Homage to La Monte Young (2011)

quad and stereo mixes
Honorable Mention, UnTwelve International Composition Competition, 2013

Performances:

  • Hammer & Nail, Buskirk Chumley Theater, Bloomington, IN 04/14-15/2012
  • Music: Cognition, Technology, and Society Conference, Cornell University, Ithaca, NY 05/20/2012
  • Hilltown New Music Festival, Castlepollard, Co. Westmeath, Ireland 07/20-22/2012
  • SEAMUS National Conference, McNally Smith College of Music, St. Paul, MN 04/19/2013
  • Sweet Thunder Listening Room, Fort Mason Center, San Francisco, CA 04/24/2014
  • High Concept Laboratoires @ MANA Contemporary, Chicago, IL 09/20/2014
  • International Computer Music Conference, University of North Texas, Denton, TX 09/30/2015
  • VU 2 Symposium, Park City, UT 07/18/2017

Program Note:

Homage to La Monte Young explores the interacting sounds of the feedback from scordatura electric guitars and noisy amplifiers. The pervasive 60-cycle hum that permeates our daily soundscape provides the initial impetus and harmonic material for the work. Naturally, a precursor to this idea can be found in La Monte Young’s Composition 1960 #7 (B and F# ‘to be held for a long time’), about which he says: “Actually, the first sustained single tone at a constant pitch, without a beginning or end, that I heard as a child was the sound of telephone poles, the hum of the wires.”

A second point of intersection comes from Robert Palmers’ essay, “The Church of the Sonic Guitar.” “But an electric guitar, properly tuned to resonate with everything from the [concert] hall’s acoustics to the underlying 60-cycle hum of the city’s electrical grid, is forming its massive sound textures from harmonic relationships that already exist in nature; compare this to the arbitrary ‘equal temperament’ system which causes decidedly unharmonious harmonic interference patterns and dissonances when certain tones are allowed to ring together.”

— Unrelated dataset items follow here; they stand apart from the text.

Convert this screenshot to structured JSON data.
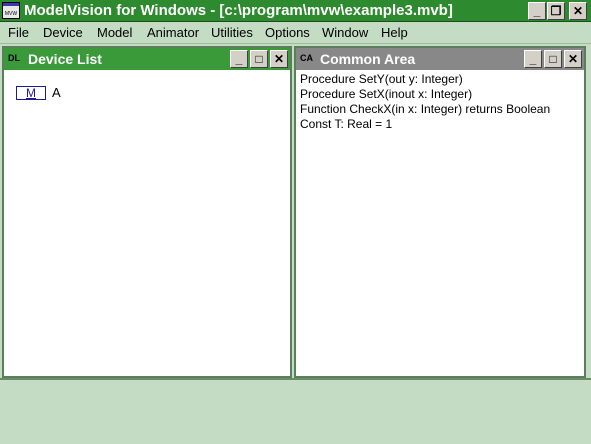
{
  "app": {
    "icon_label": "MVW",
    "title": "ModelVision for Windows - [c:\\program\\mvw\\example3.mvb]"
  },
  "window_controls": {
    "minimize": "_",
    "restore": "❐",
    "close": "✕"
  },
  "menu": [
    "File",
    "Device",
    "Model",
    "Animator",
    "Utilities",
    "Options",
    "Window",
    "Help"
  ],
  "device_list": {
    "icon": "DL",
    "title": "Device List",
    "items": [
      {
        "box": "M",
        "label": "A"
      }
    ]
  },
  "common_area": {
    "icon": "CA",
    "title": "Common Area",
    "lines": [
      "Procedure SetY(out y: Integer)",
      "Procedure SetX(inout x: Integer)",
      "Function CheckX(in x: Integer) returns Boolean",
      "Const  T: Real = 1"
    ]
  },
  "mdi_controls": {
    "minimize": "_",
    "maximize": "□",
    "close": "✕"
  }
}
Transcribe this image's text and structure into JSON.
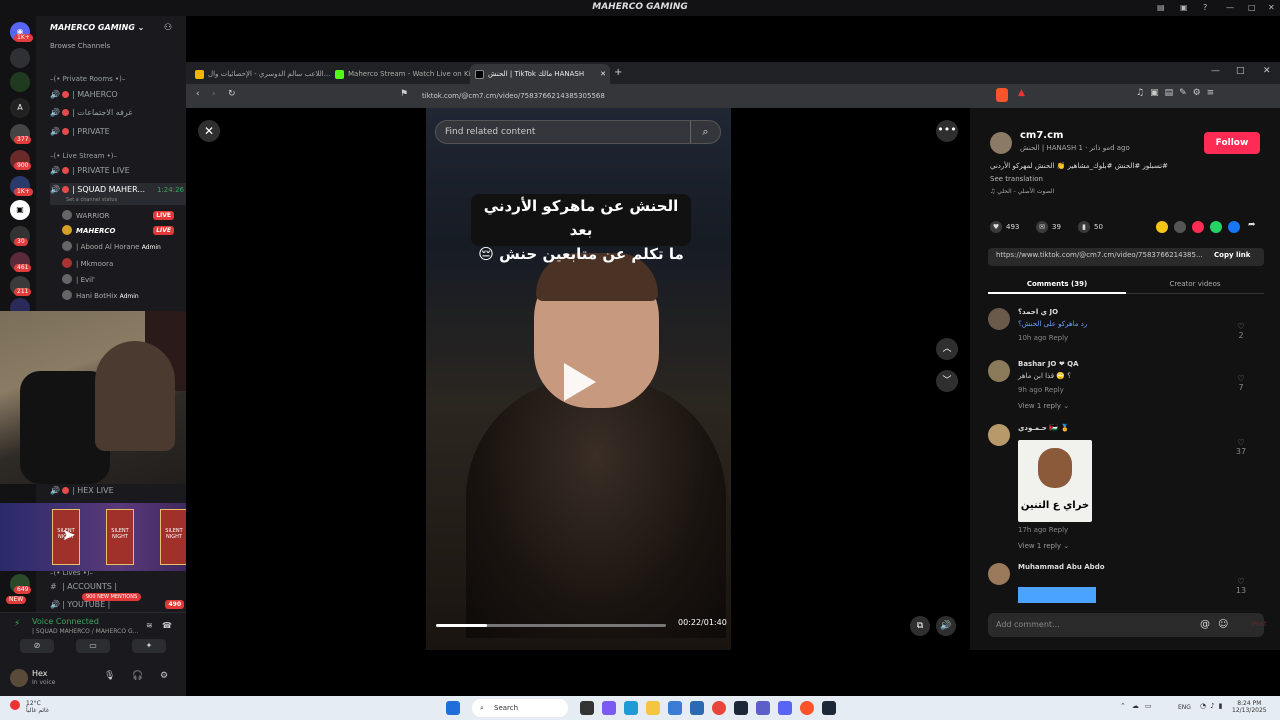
{
  "discord": {
    "window_title": "MAHERCO GAMING",
    "server_name": "MAHERCO GAMING",
    "browse_channels": "Browse Channels",
    "categories": {
      "private": "–(• Private Rooms •)–",
      "livestream": "–(• Live Stream •)–",
      "lives": "–(• Lives •)–"
    },
    "channels": {
      "maherco": "| MAHERCO",
      "meeting": "| غرفه الاجتماعات",
      "private": "| PRIVATE",
      "private_live": "| PRIVATE LIVE",
      "squad": "| SQUAD MAHER...",
      "squad_time": "1:24:26",
      "squad_status": "Set a channel status",
      "hex_live": "| HEX LIVE",
      "accounts": "| ACCOUNTS |",
      "youtube": "| YOUTUBE |"
    },
    "members": [
      {
        "name": "WARRIOR",
        "badge": "LIVE"
      },
      {
        "name": "MAHERCO",
        "badge": "LIVE"
      },
      {
        "name": "| Abood Al Horane",
        "badge": "Admin"
      },
      {
        "name": "| Mkmoora",
        "badge": ""
      },
      {
        "name": "| Evil'",
        "badge": ""
      },
      {
        "name": "Hani BotHix",
        "badge": "Admin"
      }
    ],
    "server_badges": [
      "1K+",
      "377",
      "900",
      "1K+",
      "30",
      "461",
      "211",
      "649"
    ],
    "new_badge": "NEW",
    "mentions_badge": "900 NEW MENTIONS",
    "youtube_count": "490",
    "stream_cards": [
      "SILENT NIGHT",
      "SILENT NIGHT",
      "SILENT NIGHT"
    ],
    "voice": {
      "title": "Voice Connected",
      "channel": "| SQUAD MAHERCO / MAHERCO G..."
    },
    "user": {
      "name": "Hex",
      "status": "In voice"
    }
  },
  "browser": {
    "tabs": [
      {
        "title": "اللاعب سالم الدوسري - الإحصائيات وال..."
      },
      {
        "title": "Maherco Stream - Watch Live on Kick"
      },
      {
        "title": "الحنش | TikTok مالك HANASH"
      }
    ],
    "url": "tiktok.com/@cm7.cm/video/7583766214385305568"
  },
  "tiktok": {
    "search_placeholder": "Find related content",
    "caption_line1": "الحنش عن ماهركو الأردني بعد",
    "caption_line2": "ما تكلم عن متابعين حنش 😔",
    "time": "00:22/01:40",
    "progress": 0.22,
    "author": {
      "handle": "cm7.cm",
      "subtitle": "الحنش | HANASH مو ذاتر · 1d ago",
      "follow": "Follow"
    },
    "description": "#تسبلور #الحنش #بلوك_مشاهير 👏 الحنش لمهركو الأردني",
    "see_translation": "See translation",
    "sound": "♫ الصوت الأصلي - الحلي",
    "stats": {
      "likes": "493",
      "comments": "39",
      "saves": "50"
    },
    "share_colors": [
      "#f5c518",
      "#555555",
      "#fe2c55",
      "#25d366",
      "#1877f2"
    ],
    "link": "https://www.tiktok.com/@cm7.cm/video/7583766214385...",
    "copy_link": "Copy link",
    "tab_comments": "Comments (39)",
    "tab_creator": "Creator videos",
    "comments": [
      {
        "name": "ي احمد؟ JO",
        "text": "رد ماهركو على الحنش؟",
        "meta": "10h ago     Reply",
        "likes": "2",
        "views": ""
      },
      {
        "name": "Bashar JO ❤ QA",
        "text": "؟ 🙄 قذا ابن ماهر",
        "meta": "9h ago     Reply",
        "likes": "7",
        "views": "View 1 reply ⌄"
      },
      {
        "name": "حـمـودي 🇯🇴 🏅",
        "text": "",
        "meta": "17h ago     Reply",
        "likes": "37",
        "views": "View 1 reply ⌄"
      },
      {
        "name": "Muhammad Abu Abdo",
        "text": "",
        "meta": "",
        "likes": "13",
        "views": ""
      }
    ],
    "sticker_text": "خراي ع التنين",
    "add_comment": "Add comment...",
    "post": "Post"
  },
  "taskbar": {
    "weather": "12°C",
    "weather_sub": "غائم غالباً",
    "search": "Search",
    "lang": "ENG",
    "time": "8:24 PM",
    "date": "12/13/2025"
  }
}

The organization of frequency content (pitch/harmony/timbre) of the homage is both an expansion of Young’s piece and a realization of Palmer’s imagined music. The piece begins with only the 60-cycle hum of the amplifier (60 Hz = ca. B). ‘B’ and its overtones are introduced as the scordatura guitars and amplifiers enter into feedback loops. Slowly ‘F#’ and its partials materialize. After a series of crests and troughs, bowed and plucked sounds (from a homemade zither playing harmonics up to the 15th partial) are introduced along with the accelerating pulse of the amplifier’s tremolo. In the approach to the final climax a very low ‘E’ (20 Hz) and its partials emerge. The significance of the arrival of ‘E’ is three-fold: 1) ‘E’ balances the initial B-F# sonority, creating stacked 5th structure with ‘B’ at the center; 2) it coincides with the apex of the accelerating amplifier tremolo which approaches the auditory threshold; 3) ‘E’ is unmistakably the guitar chord, and the arrival marks a return to the guitar’s ‘correct’ tuning.